How to compile c complex numbers with c++11

Question

I am extending a project which compiles some libraries with c99 and one library with c++11 and uses complex.h complex numbers in the c99 library.

I know this may be a stupid idea but it wasn't mine and I need to make it work somehow.

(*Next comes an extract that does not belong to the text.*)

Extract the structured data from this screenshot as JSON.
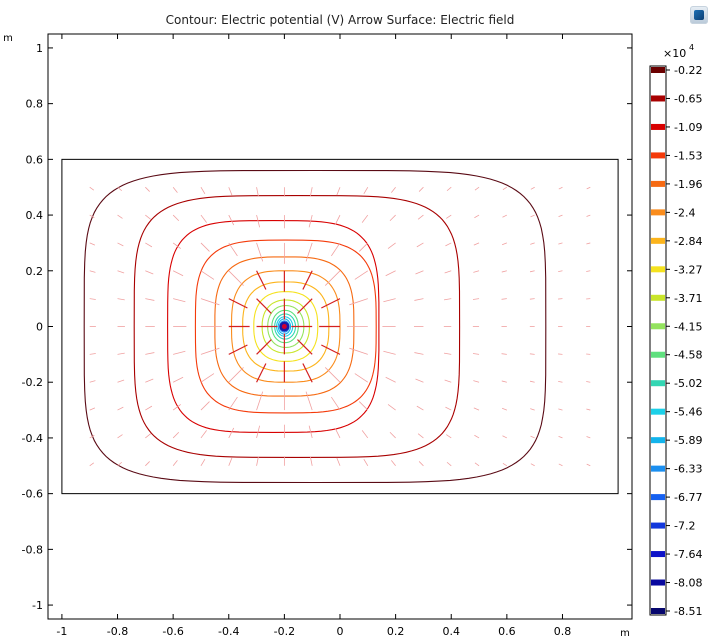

The code does not compile with gcc4.9 and -std=c++11 and I am quite clueless what to do. How do I make this snippet compile?

#include <complex.h>
#include <cstdio>

int main(int argc, char * argv[]) {
  double _Complex a = 3.0 + 0.0 * _Complex_I;
  //printf("%lf\n", creal(a));
  return 0;
}

Gives the error

In file included from /usr/local/include/c++/7.1.0/complex.h:36:0,
                 from main.cpp:1:
main.cpp: In function 'int main(int, char**)':
main.cpp:5:33: error: unable to find numeric literal operator 'operator""iF'
   double _Complex a = 3.0 + 0.0 _Complex_I;
                                 ^
main.cpp:5:33: note: use -std=gnu++11 or -fext-numeric-literals to enable more built-in suffixes
main.cpp:5:33: error: expression cannot be used as a function
   double _Complex a = 3.0 + 0.0 _Complex_I;
                                 ^
main.cpp:5:19: warning: unused variable 'a' [-Wunused-variable]
   double _Complex a = 3.0 + 0.0 _Complex_I;

with

g++ -std=c++11 -O2 -Wall -pedantic -pthread main.cpp && ./a.out

-std=gnu++11 works it seems, but is there a way to make it work with -std=c++11?

Answer 1

How to compile c complex numbers with c++11

You don't. Standard C++ does not support the <complex.h> C library header.

Either:

• Use the GCC language extensions.
• Implement a wrapper function for anything that deals with C complex numbers that provides an interface which doesn't use C complex numbers. Implement the wrapper in C and use the wrapper from C++.
• Don't use C complex numbers in the first place - use std::complex instead.